WASHINGTON Am Ende dann, nach dem letzten Satz seiner Rede, kann er sich die Pose des Triumphs nicht länger verkneifen. Donald Trump ballt die Hand zur Faust, als stünde er auf einer Wahlkampfbühne in Michigan oder Pennsylvania und nicht auf einer Balustrade vor dem Kapitol in Washington. Als müsste er noch immer seine Anhänger anfeuern, ihre Wut schüren, noch immer gegen die politische Elite wettern. Als wäre er noch immer Rebell und nicht Präsident.
Heute übergebe man die Macht nicht nur von einer Regierung an die nächste, von einer Partei an eine andere, sagt er, „wir geben sie euch zurück, dem amerikanischen Volk“. Zu lange, fügt er an, habe eine kleine Gruppe in Washington die Früchte geerntet, während das Volk die Kosten getragen habe. Politiker seien zu Wohlstand gelangt, „aber die Arbeitsplätze gingen ins Ausland, und Fabriken wurden geschlossen“. Das Establishment habe zwar sich selber geschützt, nicht aber die Bürger des Landes. Zu lange, sagt er, habe man die Industrien anderer Staaten reicht gemacht, auf Kosten der eigenen Industrie. Von einer nationalen Aufbauleistung spricht Trump, von streng zu sichernden Grenzen, in vagen Umrissen skizziert er ein groß angelegtes Infrastrukturprogramm. „Von diesem Tag an leitet eine neue Vision unser Land.
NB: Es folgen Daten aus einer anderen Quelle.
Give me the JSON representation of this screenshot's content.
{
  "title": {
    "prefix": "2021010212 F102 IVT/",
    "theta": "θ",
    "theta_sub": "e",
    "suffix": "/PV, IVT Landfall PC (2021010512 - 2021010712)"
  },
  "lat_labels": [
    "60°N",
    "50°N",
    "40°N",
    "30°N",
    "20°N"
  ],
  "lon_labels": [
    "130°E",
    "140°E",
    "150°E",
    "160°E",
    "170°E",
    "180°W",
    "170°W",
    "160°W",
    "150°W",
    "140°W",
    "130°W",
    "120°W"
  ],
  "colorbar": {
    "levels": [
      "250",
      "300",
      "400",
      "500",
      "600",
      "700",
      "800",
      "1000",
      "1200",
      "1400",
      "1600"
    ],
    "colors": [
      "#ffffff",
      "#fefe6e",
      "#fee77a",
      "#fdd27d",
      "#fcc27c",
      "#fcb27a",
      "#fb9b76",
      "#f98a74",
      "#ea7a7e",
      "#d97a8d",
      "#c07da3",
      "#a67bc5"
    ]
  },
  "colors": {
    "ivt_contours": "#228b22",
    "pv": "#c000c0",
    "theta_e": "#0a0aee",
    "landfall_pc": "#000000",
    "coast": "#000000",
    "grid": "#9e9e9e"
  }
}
Von diesem Moment an heißt es: Amerika zuerst – Amerika zuerst.“Jede Entscheidung, ob sie den Handel, Steuern, Einwanderung oder die Außenpolitik betreffe, werde von nun an zum Nutzen amerikanischer Arbeiter, amerikanischer Fabriken getroffen.
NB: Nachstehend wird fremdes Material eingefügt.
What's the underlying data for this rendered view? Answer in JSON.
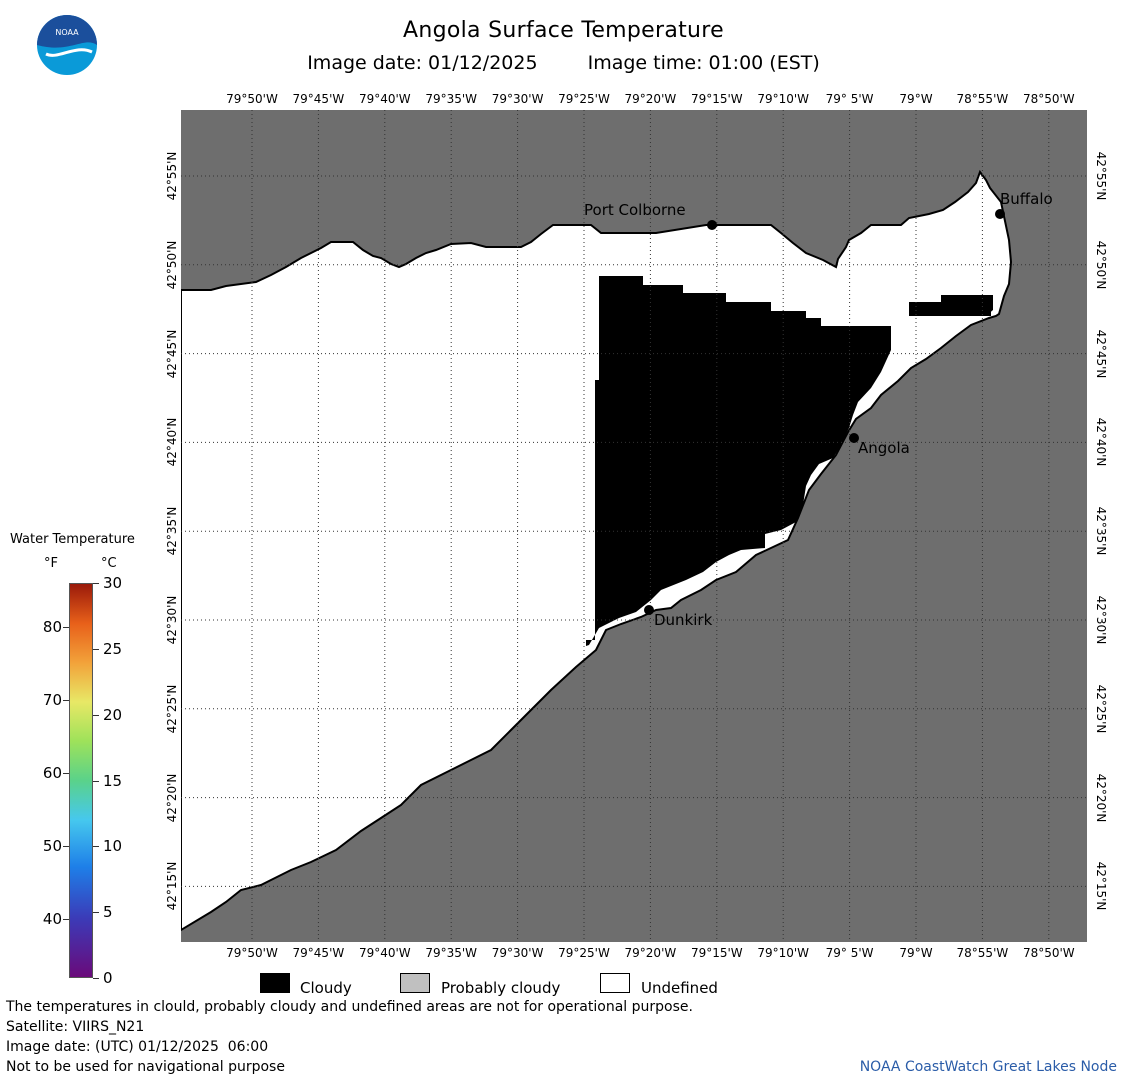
{
  "header": {
    "title": "Angola Surface Temperature",
    "image_date": "Image date: 01/12/2025",
    "image_time": "Image time: 01:00 (EST)"
  },
  "logo": {
    "name": "NOAA",
    "colors": [
      "#2a6fc4",
      "#0a9ad8",
      "#ffffff"
    ]
  },
  "map": {
    "longitude_labels": [
      "79°50'W",
      "79°45'W",
      "79°40'W",
      "79°35'W",
      "79°30'W",
      "79°25'W",
      "79°20'W",
      "79°15'W",
      "79°10'W",
      "79° 5'W",
      "79°W",
      "78°55'W",
      "78°50'W"
    ],
    "latitude_labels": [
      "42°55'N",
      "42°50'N",
      "42°45'N",
      "42°40'N",
      "42°35'N",
      "42°30'N",
      "42°25'N",
      "42°20'N",
      "42°15'N"
    ],
    "cities": {
      "port_colborne": "Port Colborne",
      "buffalo": "Buffalo",
      "angola": "Angola",
      "dunkirk": "Dunkirk"
    },
    "colors": {
      "land": "#6e6e6e",
      "water_undefined": "#ffffff",
      "cloudy": "#000000",
      "probably_cloudy": "#c0c0c0"
    }
  },
  "legend": {
    "title": "Water Temperature",
    "unit_f": "°F",
    "unit_c": "°C",
    "fahrenheit_ticks": [
      "80",
      "70",
      "60",
      "50",
      "40"
    ],
    "celsius_ticks": [
      "30",
      "25",
      "20",
      "15",
      "10",
      "5",
      "0"
    ]
  },
  "key": {
    "cloudy": "Cloudy",
    "probably_cloudy": "Probably cloudy",
    "undefined": "Undefined"
  },
  "footer": {
    "disclaimer": "The temperatures in clould, probably cloudy and undefined areas are not for operational purpose.",
    "satellite": "Satellite: VIIRS_N21",
    "utc_date": "Image date: (UTC) 01/12/2025  06:00",
    "navigation": "Not to be used for navigational purpose",
    "credit": "NOAA CoastWatch Great Lakes Node"
  }
}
So rabiat hat es in der jüngeren Geschichte der Republik noch keiner gesagt, der in der Winterkälte an der Westseite des Parlaments stand, um als Präsident vereidigt zu werden. Zu den rhetorischen Pflichtübungen einer Amtseinführung gehört es, von Versöhnung zu reden, vom Heilen offener Wunden, auch von der Freiheit, für die Amerika nach eigenem Selbstverständnis in der Welt steht. Trump macht deutlich, dass es nicht der typische Machtwechsel ist.
Während der Wahlschlacht war er der Populist, der die in der Hauptstadt versammelten Akteure, gleich welcher Partei, kollektiv zu Versagern stempelte. 18 Monate lang zeichnete er ein gewaltiges Zerrbild der Wirklichkeit. Auch in dem Punkt bleibt er sich an diesem Tag treu. In düsteren Tönen spricht er von Verbrechen, Drogen, Banden: „Das amerikanische Blutbad muss aufhören, hier und jetzt“. Die Zeit für leeres Gerede sei abgelaufen, sagt er, die Stunde des Handelns angebrochen.
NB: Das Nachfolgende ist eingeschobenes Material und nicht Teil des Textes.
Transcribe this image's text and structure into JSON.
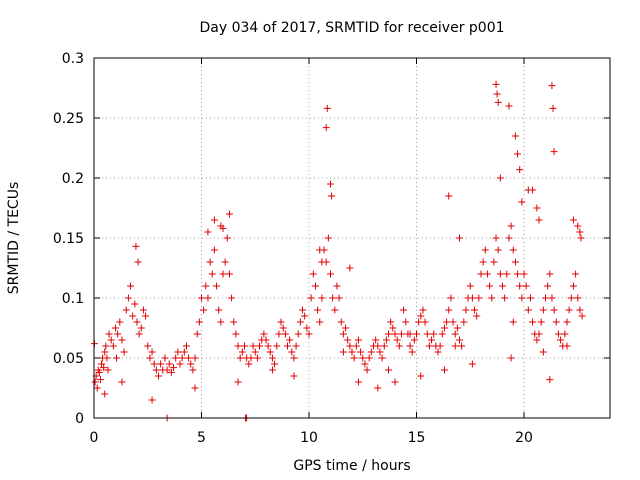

Dass es keine typische Inauguration ist, nicht wie sonst das feierliche Zeremoniell, das Differenzen wenigstens für einen Tag übertüncht, ist in den Straßen Washingtons deutlich zu spüren. „Nicht mein Präsident! Nicht mein Präsident!“, skandieren Demonstranten in der Nähe der Union Station, des zentralen Bahnhofs der Stadt. Mit Donald Trump, sagt ein Student, der seinen Namen nicht gedruckt sehen will, könne man sich unmöglich aussöhnen. Der sei ein Spalter, der jede einzelne Bevölkerungsgruppe vor den Kopf stoße, Schwarze, Latinos, Frauen. Einzige Ausnahme: weiße Männer.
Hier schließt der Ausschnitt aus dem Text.